Many organizations, when it comes to governance, face the question of whether they should buy or build solutions in-house. Over the past year, a very common trend has been to keep this in-house and build homegrown solutions, particularly around triage and intake.
There are many intake processes designed to evaluate new AI initiatives, assess their viability, determine what the risks are, and ensure the appropriate stakeholders are in place to make a call on whether that product should be pursued. With the ubiquity of agent platforms and conversational chat bots, this is a viable option for organizations that have a limited number of use cases, particularly a limited number of high-risk cases.

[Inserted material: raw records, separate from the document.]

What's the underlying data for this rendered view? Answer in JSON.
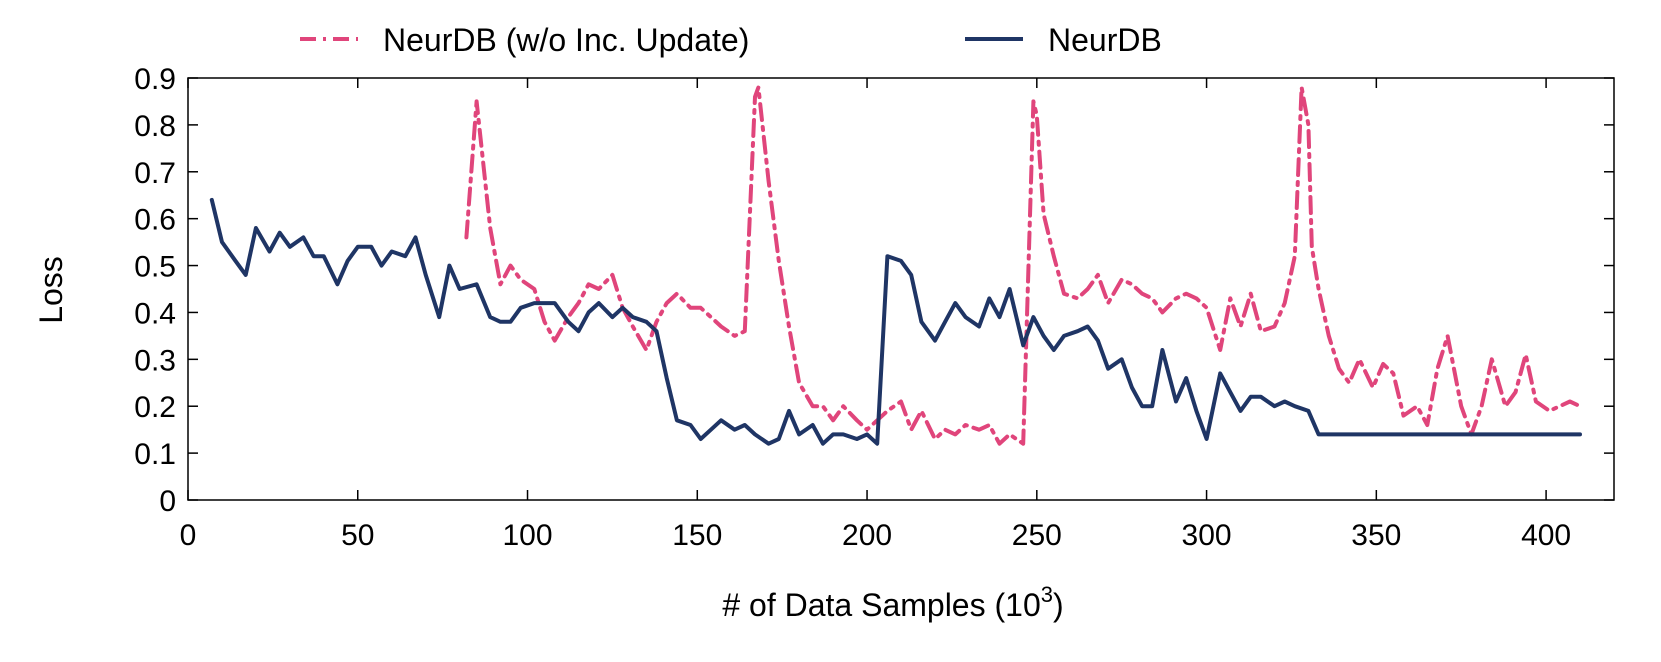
{
  "chart_data": {
    "type": "line",
    "xlabel": "# of Data Samples (10",
    "xlabel_superscript": "3",
    "xlabel_suffix": ")",
    "ylabel": "Loss",
    "xlim": [
      0,
      420
    ],
    "ylim": [
      0,
      0.9
    ],
    "xticks": [
      0,
      50,
      100,
      150,
      200,
      250,
      300,
      350,
      400
    ],
    "yticks": [
      0,
      0.1,
      0.2,
      0.3,
      0.4,
      0.5,
      0.6,
      0.7,
      0.8,
      0.9
    ],
    "ytick_labels": [
      "0",
      "0.1",
      "0.2",
      "0.3",
      "0.4",
      "0.5",
      "0.6",
      "0.7",
      "0.8",
      "0.9"
    ],
    "legend_position": "top",
    "series": [
      {
        "name": "NeurDB (w/o Inc. Update)",
        "color": "#e0457b",
        "style": "dash-dot",
        "x": [
          82,
          85,
          89,
          92,
          95,
          98,
          102,
          105,
          108,
          112,
          115,
          118,
          121,
          125,
          128,
          131,
          135,
          138,
          141,
          144,
          148,
          151,
          154,
          157,
          161,
          164,
          167,
          168,
          171,
          174,
          177,
          180,
          184,
          187,
          190,
          193,
          197,
          200,
          203,
          206,
          210,
          213,
          216,
          220,
          223,
          226,
          229,
          233,
          236,
          239,
          242,
          246,
          249,
          250,
          252,
          255,
          258,
          262,
          265,
          268,
          271,
          275,
          278,
          281,
          284,
          287,
          291,
          294,
          297,
          300,
          304,
          307,
          310,
          313,
          316,
          320,
          323,
          326,
          328,
          330,
          331,
          333,
          336,
          339,
          342,
          345,
          349,
          352,
          355,
          358,
          362,
          365,
          368,
          371,
          375,
          378,
          381,
          384,
          388,
          391,
          394,
          397,
          401,
          404,
          407,
          410
        ],
        "y": [
          0.56,
          0.85,
          0.58,
          0.46,
          0.5,
          0.47,
          0.45,
          0.38,
          0.34,
          0.39,
          0.42,
          0.46,
          0.45,
          0.48,
          0.41,
          0.37,
          0.32,
          0.38,
          0.42,
          0.44,
          0.41,
          0.41,
          0.39,
          0.37,
          0.35,
          0.36,
          0.86,
          0.88,
          0.68,
          0.51,
          0.37,
          0.25,
          0.2,
          0.2,
          0.17,
          0.2,
          0.17,
          0.15,
          0.17,
          0.19,
          0.21,
          0.15,
          0.19,
          0.13,
          0.15,
          0.14,
          0.16,
          0.15,
          0.16,
          0.12,
          0.14,
          0.12,
          0.85,
          0.82,
          0.61,
          0.52,
          0.44,
          0.43,
          0.45,
          0.48,
          0.42,
          0.47,
          0.46,
          0.44,
          0.43,
          0.4,
          0.43,
          0.44,
          0.43,
          0.41,
          0.32,
          0.43,
          0.37,
          0.44,
          0.36,
          0.37,
          0.42,
          0.52,
          0.88,
          0.8,
          0.54,
          0.45,
          0.35,
          0.28,
          0.25,
          0.3,
          0.24,
          0.29,
          0.27,
          0.18,
          0.2,
          0.16,
          0.28,
          0.35,
          0.2,
          0.14,
          0.2,
          0.3,
          0.2,
          0.23,
          0.31,
          0.21,
          0.19,
          0.2,
          0.21,
          0.2
        ]
      },
      {
        "name": "NeurDB",
        "color": "#1f3565",
        "style": "solid",
        "x": [
          7,
          10,
          14,
          17,
          20,
          24,
          27,
          30,
          34,
          37,
          40,
          44,
          47,
          50,
          54,
          57,
          60,
          64,
          67,
          70,
          74,
          77,
          80,
          85,
          89,
          92,
          95,
          98,
          102,
          105,
          108,
          112,
          115,
          118,
          121,
          125,
          128,
          131,
          135,
          138,
          141,
          144,
          148,
          151,
          154,
          157,
          161,
          164,
          167,
          171,
          174,
          177,
          180,
          184,
          187,
          190,
          193,
          197,
          200,
          203,
          206,
          210,
          213,
          216,
          220,
          223,
          226,
          229,
          233,
          236,
          239,
          242,
          246,
          249,
          252,
          255,
          258,
          262,
          265,
          268,
          271,
          275,
          278,
          281,
          284,
          287,
          291,
          294,
          297,
          300,
          304,
          307,
          310,
          313,
          316,
          320,
          323,
          326,
          330,
          333,
          336,
          339,
          342,
          345,
          349,
          352,
          355,
          358,
          362,
          365,
          368,
          371,
          375,
          378,
          381,
          384,
          388,
          391,
          394,
          397,
          401,
          404,
          407,
          410
        ],
        "y": [
          0.64,
          0.55,
          0.51,
          0.48,
          0.58,
          0.53,
          0.57,
          0.54,
          0.56,
          0.52,
          0.52,
          0.46,
          0.51,
          0.54,
          0.54,
          0.5,
          0.53,
          0.52,
          0.56,
          0.48,
          0.39,
          0.5,
          0.45,
          0.46,
          0.39,
          0.38,
          0.38,
          0.41,
          0.42,
          0.42,
          0.42,
          0.38,
          0.36,
          0.4,
          0.42,
          0.39,
          0.41,
          0.39,
          0.38,
          0.36,
          0.26,
          0.17,
          0.16,
          0.13,
          0.15,
          0.17,
          0.15,
          0.16,
          0.14,
          0.12,
          0.13,
          0.19,
          0.14,
          0.16,
          0.12,
          0.14,
          0.14,
          0.13,
          0.14,
          0.12,
          0.52,
          0.51,
          0.48,
          0.38,
          0.34,
          0.38,
          0.42,
          0.39,
          0.37,
          0.43,
          0.39,
          0.45,
          0.33,
          0.39,
          0.35,
          0.32,
          0.35,
          0.36,
          0.37,
          0.34,
          0.28,
          0.3,
          0.24,
          0.2,
          0.2,
          0.32,
          0.21,
          0.26,
          0.19,
          0.13,
          0.27,
          0.23,
          0.19,
          0.22,
          0.22,
          0.2,
          0.21,
          0.2,
          0.19,
          0.14,
          0.14,
          0.14,
          0.14,
          0.14,
          0.14,
          0.14,
          0.14,
          0.14,
          0.14,
          0.14,
          0.14,
          0.14,
          0.14,
          0.14,
          0.14,
          0.14,
          0.14,
          0.14,
          0.14,
          0.14,
          0.14,
          0.14,
          0.14,
          0.14
        ]
      }
    ]
  }
}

Where Homegrown AI Governance Tools Fall Short
These approaches fall flat when organizations have a high volume of use cases, particularly when a significant portion are high-risk cases like those seen in financial services and life sciences. This is because high-risk cases, under jurisdictions like the EU AI Act, come with a higher degree of compliance obligations and duties to assess, mitigate, and monitor systems, and to produce the necessary documentation to prove and demonstrate responsible AI practices.
Oftentimes, homegrown tools are not sophisticated enough to manage this degree of nuance or ensure that the appropriate requirements are met when a certain level of risk is determined to be present in a use case.
Furthermore, many organizations tend to outgrow these homegrown solutions when the volume and pace of adoption begin to exceed the approving committee’s capacity. These teams often encounter approval déjà vu, where an initiative they are reviewing looks very similar to a past initiative. They want to be able to review past decisions, understand if the controls that were put in place were effective, and pattern match — either choosing to follow the same course or adjust so that the same mistakes aren’t made twice.
An AI inventory alone is not enough and homegrown tools simply lack the sophistication to unlock an insights capability for risk decisioning at scale. With risk decisions institutionalized in a context graph that constantly learns from past decisions, current approvals, and changing environments, organizations are in a much better position to accelerate and move common patterns through the lifecycle with less human intervention, while ensuring that new and novel approaches receive the scrutiny they require.
After all, generative AI has now been mainstream for nearly three years. Projects operating at lower risk on this technology likely already have the right guardrails institutionalized across the organization, and committees are better suited to spend their time and energy working through the new problems that are emerging.
Agent Governance Is a Forcing Function for Investments in AI Governance Tooling
Agents introduce a new set of governance challenges and the technology won’t stop there.
In the near term, this challenge is compounded by MCP (Model Context Protocol) and similar standards that let agents and models dynamically connect to tools, data sources, and systems. As organizations operationalize MCP, governance is no longer confined to a single system or static workflow; it becomes a question of how context, permissions, and policies travel across interconnected components in real time.
Beyond that, wuantum, spatial, wearables, and ambient AI expand the horizon of what enterprises will need to govern. Without a durable framework that institutionalizes risk decisioning and risk memory, organizations stay trapped reinventing the wheel for each new wave of adoption.
Homegrown solutions — often tightly coupled to one intake path or a single system of record — are rarely designed for this level of interoperability, dynamic access, and cross-system decisioning. That creates new requirements around identity, access control, auditability, and policy enforcement that extend beyond triage and documentation into runtime environments.
Build can be “good enough” when the problem stops at intake, triage, and documentation for a small number of low-risk initiatives. But once you need repeatable decisions at volume or runtime guardrails that translate assessments into enforceable controls across tools and agents, governance becomes an operational capability, not a committee exercise. If you expect to manage high-risk AI and agentic workflows at scale, standardizing on purpose-built governance tooling is often the fastest path to consistent decisions, defensible evidence, and policies that can actually be enforced.
The Road Ahead
As organizations scale AI, governance must shift from point-in-time documentation to a continuous Data & AI Control Plane: a layer that connects inventory, risk decisions, monitoring signals, and enforcement across the AI stack.
The next wave isn’t just “models in inventory,” it’s agents that take actions across systems (trigger workflows, write records, call tools, change configurations). That raises new governance requirements: real-time visibility into actions, continuous policy checks, and the ability to intervene when behavior deviates from approved intent. OneTrust is building for that future so governance can keep pace as AI moves from experiments to enterprise-scale autonomous execution.